JAKARTA – Tawes atau wader merupakan salah satu ikan asli Indonesia yang memiliki peluang besar untuk menguasai pasar makanan olahan. Karena itu, membudidayakan ikan ini dianggap menguntungkan, dan juga jarang sekali gagal.

Pembudidaya ikan Tawes, Rian Okto menyebutkan, ikan ini seringkali tertukar dengan ikan mas. Padahal memiliki perbedaan cukup signifikan pada bentuk sisik dan bentuk badan.

Ikan Tawes memiliki bentuk yang lebih ramping dibandingkan ikan mas dan ukuran sisiknya juga lebih besar dibandingkan ikan mas.

“Untuk membudidayakan ikan ini sama sekali tidak sulit. Benih bisa kita dapatkan saat kita sudah mulai membudidayakan. Membudidayakannya sama sekali tidak sulit, karena untuk pakan sama sekali tidak rewel. Hanya bergantung pada kepadatan ikan di kolamlah yang mempengaruhi tingkat keberhasilan panen,” kata Rian saat ditemui di sela kegiatan penyebaran benih ikan Bulan Mutu Karantina BUSKIPM di Danau Situ Baru Cibubur, Senin (21/6/2021).

Untuk awal, ia menyebutkan peminat budidaya ikan Tawes dapat membeli benih dari pusat benih.

“Ada benih yang sudah siap, tinggal dibesarkan saja. Tapi kalau mau punya benih sendiri, bisa mulai melakukan tahapan awal pembenihan dengan memisahkan induk jantan yang berusia satu tahun dan induk betina yang sudah berusia satu setengah tahun,” urainya.

Induk yang sudah dipilih ini, diletakkan dalam satu kolam, dengan komposisi 50 ekor jantan dan 25 ekor betina.

“Kalau sudah ada telur, biasanya tiga hari akan menetas. Anak ikan baru ini kita biarkan dulu dalam kolam tersebut hingga berumur sekitar tiga minggu,” urainya lagi.

Anak ikan yang sudah berusia tiga minggu inilah yang dapat dijadikan benih dan dipindahkan ke kolam pendederan dengan komposisi 20 ekor per meter kubik.
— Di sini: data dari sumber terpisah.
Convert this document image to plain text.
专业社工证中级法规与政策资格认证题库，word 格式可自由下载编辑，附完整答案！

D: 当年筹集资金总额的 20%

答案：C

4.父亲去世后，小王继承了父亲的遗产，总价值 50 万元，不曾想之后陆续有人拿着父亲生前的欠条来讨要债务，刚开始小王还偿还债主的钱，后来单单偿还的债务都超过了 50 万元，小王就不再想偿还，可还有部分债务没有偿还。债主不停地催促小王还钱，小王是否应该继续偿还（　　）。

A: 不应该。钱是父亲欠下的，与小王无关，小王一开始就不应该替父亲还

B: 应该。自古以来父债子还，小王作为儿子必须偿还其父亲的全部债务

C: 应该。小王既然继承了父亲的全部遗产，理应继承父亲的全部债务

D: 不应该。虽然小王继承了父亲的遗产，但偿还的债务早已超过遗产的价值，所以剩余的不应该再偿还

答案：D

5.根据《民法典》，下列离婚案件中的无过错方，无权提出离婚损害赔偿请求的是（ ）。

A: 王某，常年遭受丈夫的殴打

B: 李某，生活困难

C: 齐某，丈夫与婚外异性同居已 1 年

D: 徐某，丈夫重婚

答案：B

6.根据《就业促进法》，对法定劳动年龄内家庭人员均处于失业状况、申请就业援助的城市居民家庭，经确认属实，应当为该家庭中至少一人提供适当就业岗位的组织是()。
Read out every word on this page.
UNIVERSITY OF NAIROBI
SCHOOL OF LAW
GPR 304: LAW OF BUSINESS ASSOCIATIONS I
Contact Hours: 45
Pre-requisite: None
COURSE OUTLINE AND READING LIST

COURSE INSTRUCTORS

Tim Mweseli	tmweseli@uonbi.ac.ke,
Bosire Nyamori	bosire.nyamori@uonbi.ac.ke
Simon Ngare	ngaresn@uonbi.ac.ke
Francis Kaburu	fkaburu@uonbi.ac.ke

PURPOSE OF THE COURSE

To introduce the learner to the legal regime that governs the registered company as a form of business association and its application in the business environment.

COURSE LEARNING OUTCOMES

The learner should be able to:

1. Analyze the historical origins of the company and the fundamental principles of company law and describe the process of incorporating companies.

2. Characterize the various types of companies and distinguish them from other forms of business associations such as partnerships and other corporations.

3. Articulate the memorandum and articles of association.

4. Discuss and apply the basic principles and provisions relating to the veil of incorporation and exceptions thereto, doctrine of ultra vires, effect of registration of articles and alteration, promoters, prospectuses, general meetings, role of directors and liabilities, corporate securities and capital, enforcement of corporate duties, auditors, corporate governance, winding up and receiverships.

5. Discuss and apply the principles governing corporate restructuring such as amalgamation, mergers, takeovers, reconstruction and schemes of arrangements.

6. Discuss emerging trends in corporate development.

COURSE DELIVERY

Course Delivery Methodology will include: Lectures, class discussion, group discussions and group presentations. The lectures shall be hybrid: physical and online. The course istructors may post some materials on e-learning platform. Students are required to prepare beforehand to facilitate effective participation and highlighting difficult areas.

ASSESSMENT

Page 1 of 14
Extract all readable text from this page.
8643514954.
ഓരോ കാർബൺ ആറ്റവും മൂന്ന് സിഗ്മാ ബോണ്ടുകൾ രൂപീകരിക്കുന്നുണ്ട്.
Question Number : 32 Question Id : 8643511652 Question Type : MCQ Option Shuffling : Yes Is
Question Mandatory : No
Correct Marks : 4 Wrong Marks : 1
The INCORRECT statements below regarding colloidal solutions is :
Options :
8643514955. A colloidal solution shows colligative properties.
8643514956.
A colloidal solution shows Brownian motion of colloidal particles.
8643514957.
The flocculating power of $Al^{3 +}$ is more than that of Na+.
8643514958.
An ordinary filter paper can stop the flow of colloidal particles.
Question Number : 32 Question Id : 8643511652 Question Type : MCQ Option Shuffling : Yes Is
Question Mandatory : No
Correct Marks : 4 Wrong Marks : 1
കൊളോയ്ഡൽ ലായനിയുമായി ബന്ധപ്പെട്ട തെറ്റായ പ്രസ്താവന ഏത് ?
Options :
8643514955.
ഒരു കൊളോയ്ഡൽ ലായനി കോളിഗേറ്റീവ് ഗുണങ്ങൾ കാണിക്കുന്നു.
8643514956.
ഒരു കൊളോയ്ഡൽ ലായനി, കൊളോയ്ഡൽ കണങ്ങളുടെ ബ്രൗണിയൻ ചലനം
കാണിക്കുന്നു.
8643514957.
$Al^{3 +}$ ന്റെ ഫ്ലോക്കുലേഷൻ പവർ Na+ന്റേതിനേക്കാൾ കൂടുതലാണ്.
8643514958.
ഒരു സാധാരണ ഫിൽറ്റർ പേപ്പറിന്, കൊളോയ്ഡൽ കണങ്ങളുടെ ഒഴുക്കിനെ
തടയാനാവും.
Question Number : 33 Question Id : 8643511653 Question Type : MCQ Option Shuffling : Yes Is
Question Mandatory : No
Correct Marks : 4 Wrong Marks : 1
“Kalau sudah satu bulan, benih ikan ini bisa dijual atau dibesarkan. Untuk proses pembesaran, benih ikan ini bisa dipindahkan ke kolam pembesaran. Di kolam inilah nantinya bisa kita tentukan hasilnya mau seperti apa. Kalau terlalu padat, ikan panen tidak akan maksimal. Paling tidak, per meter kubik hanya boleh ada 4-6 ikan saja, supaya hasilnya optimal,” kata Rian.

Selain memastikan tingkat kepadatan ikan dalam kolam, hal lain yang perlu dijaga adalah sirkulasi air.

“Sirkulasi ikan penting untuk memastikan kesehatan ikan. Kalau untuk pakan, cukup berikan pelet dan ditambah sayuran hijau seperti daun singkong atau kangkung. Nanti setelah enam bulan, sudah bisa dipanen,” tuturnya.

Kepala Balai Uji Standar Karantina Ikan, Pengendalian Mutu dan Keamanan Hasil Perikanan (BUSKIPM), Woro Nur Endang Sariati, menyatakan ikan Tawes tidak hanya dagingnya saja yang bisa dikonsumsi.

Kepala Balai Uji Standar Karantina Ikan, Pengendalian Mutu dan Keamanan Hasil Perikanan (BUSKIPM), Woro Nur Endang Sariati, dijumpai di sela kegiatan penyebaran benih ikan Bulan Mutu Karantina BUSKIPM di Danau Situ Baru Cibubur, Senin (21/6/2021) – Foto: Ranny Supusepa

“Ikan Tawes ini kalau bertelur banyak. Dan bentuknya hampir mirip dengan telur ikan yang digunakan dalam masakan sushi. Sehingga, selain ikannya diolah, telurnya juga bisa dijadikan komoditi penjualan bagi para pembudidaya,” kata Woro.

Di beberapa daerah, ungkapnya, ikan Tawes juga dijadikan ikan asin.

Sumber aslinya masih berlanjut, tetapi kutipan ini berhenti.